One day shortly after graduating with my Master’s Degree, I was working in the coronary care unit of my local hospital and low and behold…who should come in with a myocardial infarction but my high school guidance counselor!  And guess what…he was assigned to be my patient!    I introduced myself to him and asked him if he remembered me.  He did.  I asked him if he remembered the advice he gave me about going to nursing school—he said “no”.  So I proceeded to tell him that I didn’t heed his advice, went on to earn my advanced degrees and I was leaving Ohio in a few weeks to go to Johns Hopkins University in Baltimore Maryland to complete my PhD in Nursing.   He admitted that sometimes he was wrong about students…..

No matter your position, or job, your voice has never been more important.  Our healthcare system is changing very fast and nurses possess the skills that ensure that all that those we care for are front and center in any healthcare decisions that are made.  We bring the patient and the family voices to the fore front and we are driven by a life-long commitment to human caring and that should be the common story of all our efforts to improve health care and health.  This is what matters most!

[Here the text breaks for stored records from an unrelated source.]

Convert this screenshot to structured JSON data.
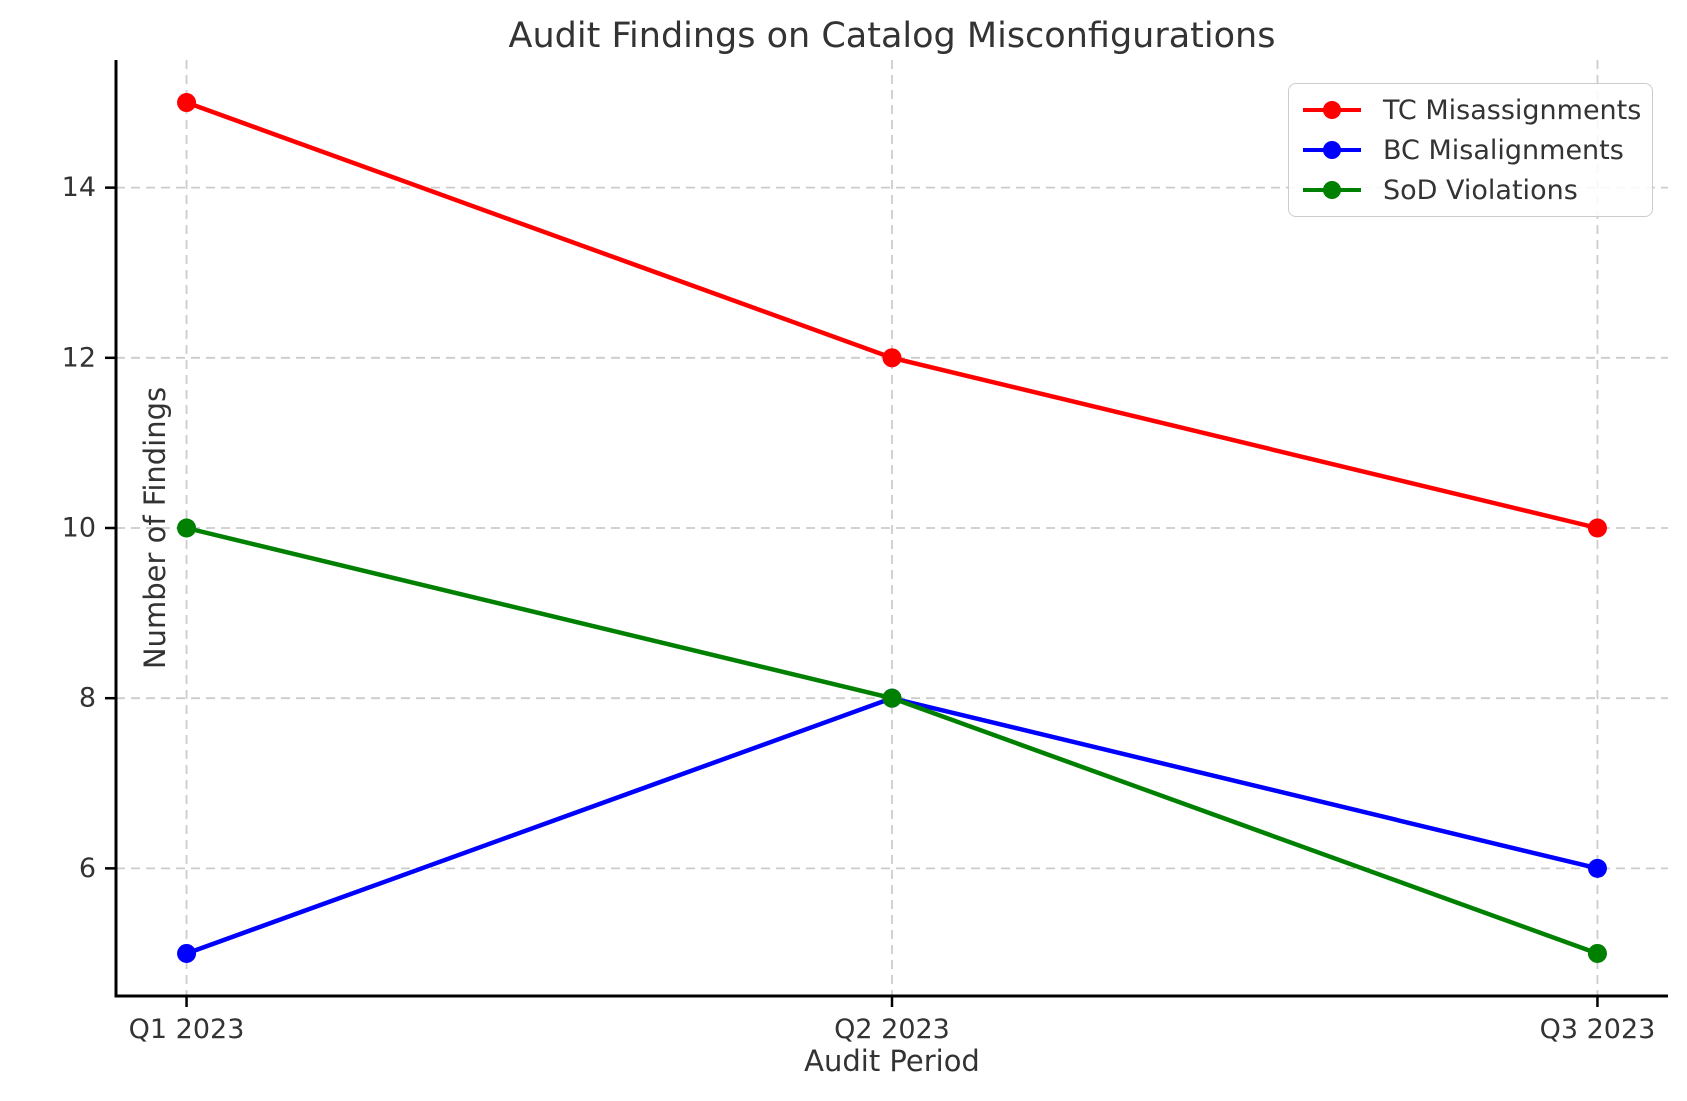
{
  "chart_data": {
    "type": "line",
    "title": "Audit Findings on Catalog Misconfigurations",
    "xlabel": "Audit Period",
    "ylabel": "Number of Findings",
    "categories": [
      "Q1 2023",
      "Q2 2023",
      "Q3 2023"
    ],
    "series": [
      {
        "name": "TC Misassignments",
        "color": "#ff0000",
        "values": [
          15,
          12,
          10
        ]
      },
      {
        "name": "BC Misalignments",
        "color": "#0000ff",
        "values": [
          5,
          8,
          6
        ]
      },
      {
        "name": "SoD Violations",
        "color": "#008000",
        "values": [
          10,
          8,
          5
        ]
      }
    ],
    "yticks": [
      6,
      8,
      10,
      12,
      14
    ],
    "ylim": [
      4.5,
      15.5
    ],
    "grid": true,
    "grid_style": "dashed",
    "legend_position": "upper right",
    "colors": {
      "grid": "#cccccc",
      "spine": "#000000",
      "text": "#333333",
      "background": "#ffffff"
    }
  }
}
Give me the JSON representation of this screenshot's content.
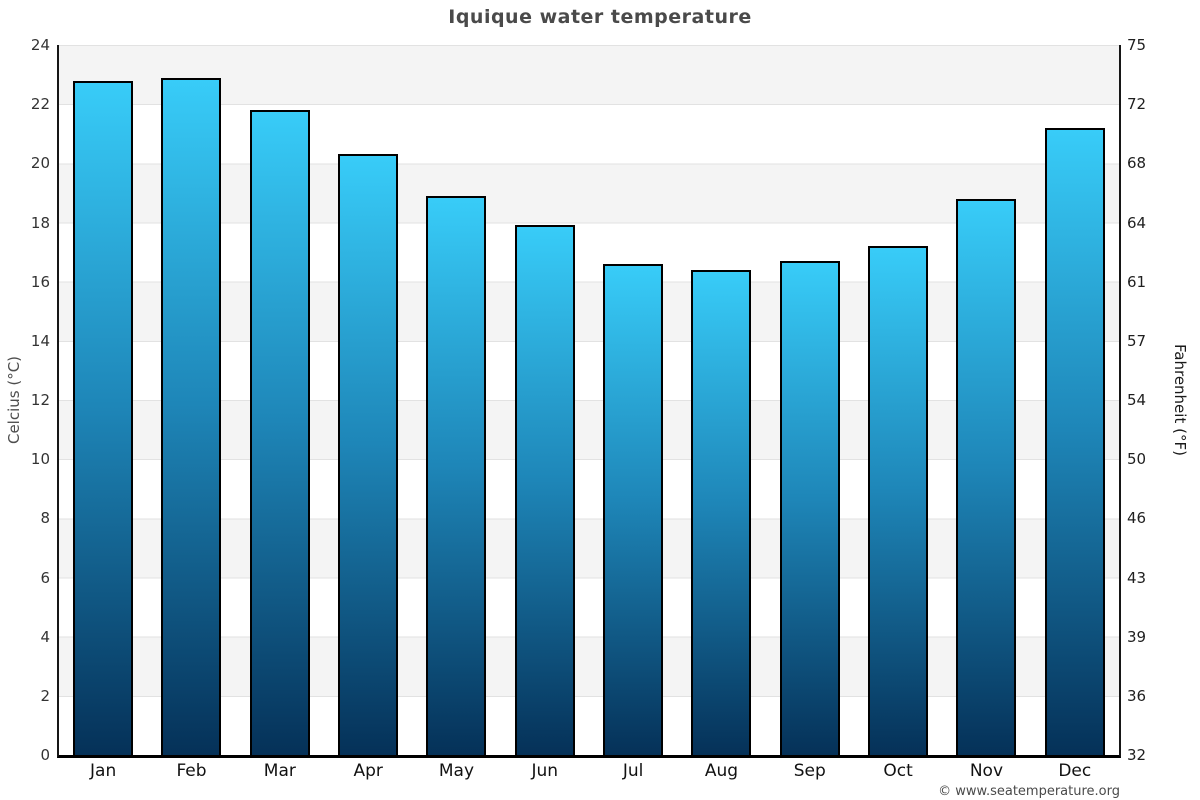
{
  "title": "Iquique water temperature",
  "footer": "© www.seatemperature.org",
  "chart_data": {
    "type": "bar",
    "title": "Iquique water temperature",
    "categories": [
      "Jan",
      "Feb",
      "Mar",
      "Apr",
      "May",
      "Jun",
      "Jul",
      "Aug",
      "Sep",
      "Oct",
      "Nov",
      "Dec"
    ],
    "values": [
      22.8,
      22.9,
      21.8,
      20.3,
      18.9,
      17.9,
      16.6,
      16.4,
      16.7,
      17.2,
      18.8,
      21.2
    ],
    "value_unit": "°C",
    "ylabel_left": "Celcius (°C)",
    "ylabel_right": "Fahrenheit (°F)",
    "yticks_left": [
      24,
      22,
      20,
      18,
      16,
      14,
      12,
      10,
      8,
      6,
      4,
      2,
      0
    ],
    "yticks_right": [
      75,
      72,
      68,
      64,
      61,
      57,
      54,
      50,
      46,
      43,
      39,
      36,
      32
    ],
    "ylim": [
      0,
      24
    ],
    "grid": "horizontal gridlines with alternating gray/white bands every 2°C",
    "legend": "none",
    "colors": {
      "bar_gradient_top": "#38CCF8",
      "bar_gradient_mid": "#1E86B8",
      "bar_gradient_bottom": "#053158",
      "bar_border": "#000000",
      "band_gray": "#f4f4f4",
      "gridline": "#e2e2e2",
      "title_text": "#4a4a4a"
    }
  }
}
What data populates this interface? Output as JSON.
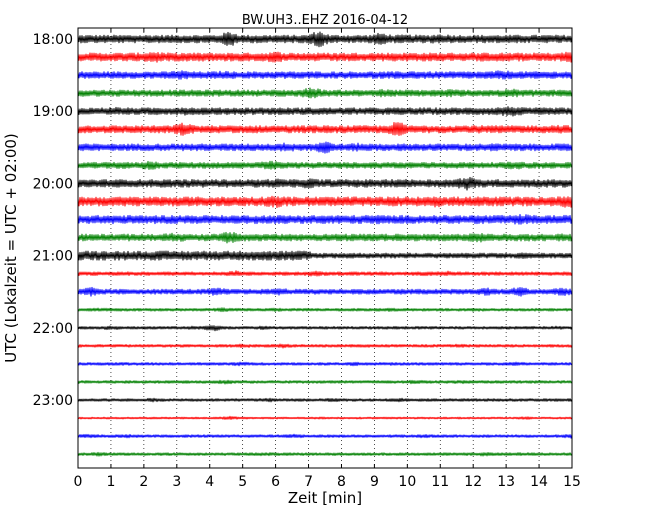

When you tap into your passion, you are a leader.  Whether it’s caring for newborns in the NICU, providing hospice care for the elderly, or working in the emergency room with trauma patients, you need to find something you love and feel passionate about it. That’s what we want for you in your nursing education programs.  We want you to find your passion in nursing!  We will teach you how to speak about it, how to write about it, and how to advocate for it.  Your nursing voice is special and unique to all healthcare providers.  You spend the most time with patients and you know what they need.  Always be driven to be your best.  And that means getting that next nursing degree!  Not just for you but for your patients!  The essence of nursing is to care compassionately.   Remember that you aren’t just a nurse, you are a leader!  Most importantly, you are a leader that makes a difference in the lives of others.  What could be better than that?